Bromford is planning to deliver more than 1,000 new homes each year, with a target of 14,000 homes over a decade. It was announced as a Homes England strategic partner last month.

Imran Mubeen, head of treasury and planning at Bromford, said: “We have been following the North American market for a while and were keen to leverage the sharper levels of pricing while diversifying our investor base.


“It was particularly important to engage with investors directly on the roadshows to highlight the strengths and opportunities associated with the UK social housing sector and the Bromford credit profile specifically.”

Pricing on housing association own-name bonds has been in the region of 148 to 173 bps, including for some shorter-dated deals, while new aggregator MORhomes launched at 190 bps earlier in the month.


Bromford is rated A+ by Standard & Poor’s (S&P) with a negative outlook, and A1 from Moody’s with a stable outlook, making it the best rated in sector. The rating agencies cite the strong focus on social rented housing and a traditionally low-cost, stable and profitable business.

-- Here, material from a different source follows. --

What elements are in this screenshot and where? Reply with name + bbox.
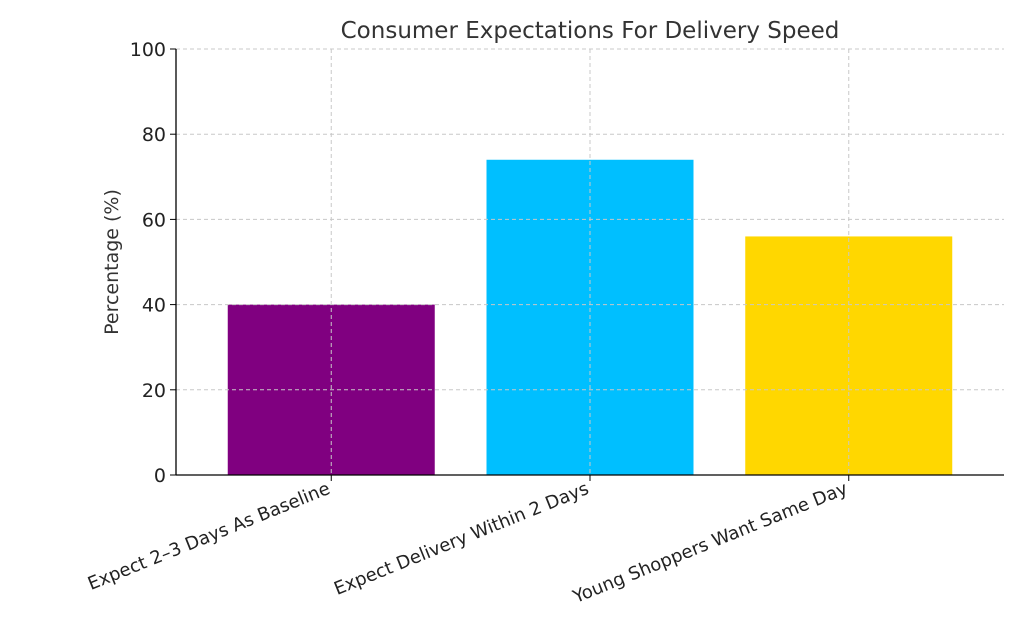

S&P’s negative outlook reflects the agency’s view of the UK sovereign rating, which underpins all government-funded and regulatory-backed housing association profiles.

 

Mr Mubeen said there was a strong order book across a range of tenors with a competitive covenant package, “which is a testimony to the continuing strength of our financial position and business plan”.


He added: “We were particularly pleased to bring new investors to the sector and to price inside of our UK public bond, which we see as a paradigm shift for UK social housing.”

 

Lee Gibson, executive director of finance at Bromford, added: “This new funding complements our debut public bond of last year and it places us in a fantastic position to continue investing in our existing customers and realise our growth and development objectives for future customers.”

 

NatWest Markets acted as the sole agent in Bromford’s private placement issuance, and JCRA provided specialist treasury advice. Trowers & Hamlins, Morrison & Foerster, and Greenberg Traurig provided legal advice. Savills provided valuations. The secured deal required a mix of homes at EUV-SH and MV-ST.


Henrietta Podd, director at JCRA, said: “We are great supporters of the US private placement market as we believe it offers rated, high-quality associations substantial advantages on price, while providing considerable flexibility on covenants.”


George Flynn, vice-president – financing and risk solutions at NatWest Markets, added: “The transaction’s competitive pricing and oversubscribed order book bears testimony to the continued investor appetite for companies with strong credit ratings, and highlights the importance of a well-structured and considered approach to the private placement market.”


The deal marks the latest stage of Bromford’s funding and treasury strategy.


Merlin came into the Bromford group in summer 2018, and Severn Vale formally joined at the start of this year. The process has seen the two registered providers merged into a single entity, sitting alongside Bromford Housing Association.


Finance and treasury is now a single function across the group, with work ongoing to review the loan book. At March 2018, Bromford had £630m in drawn loans, while Merlin had £151m and Severn Vale had £119m.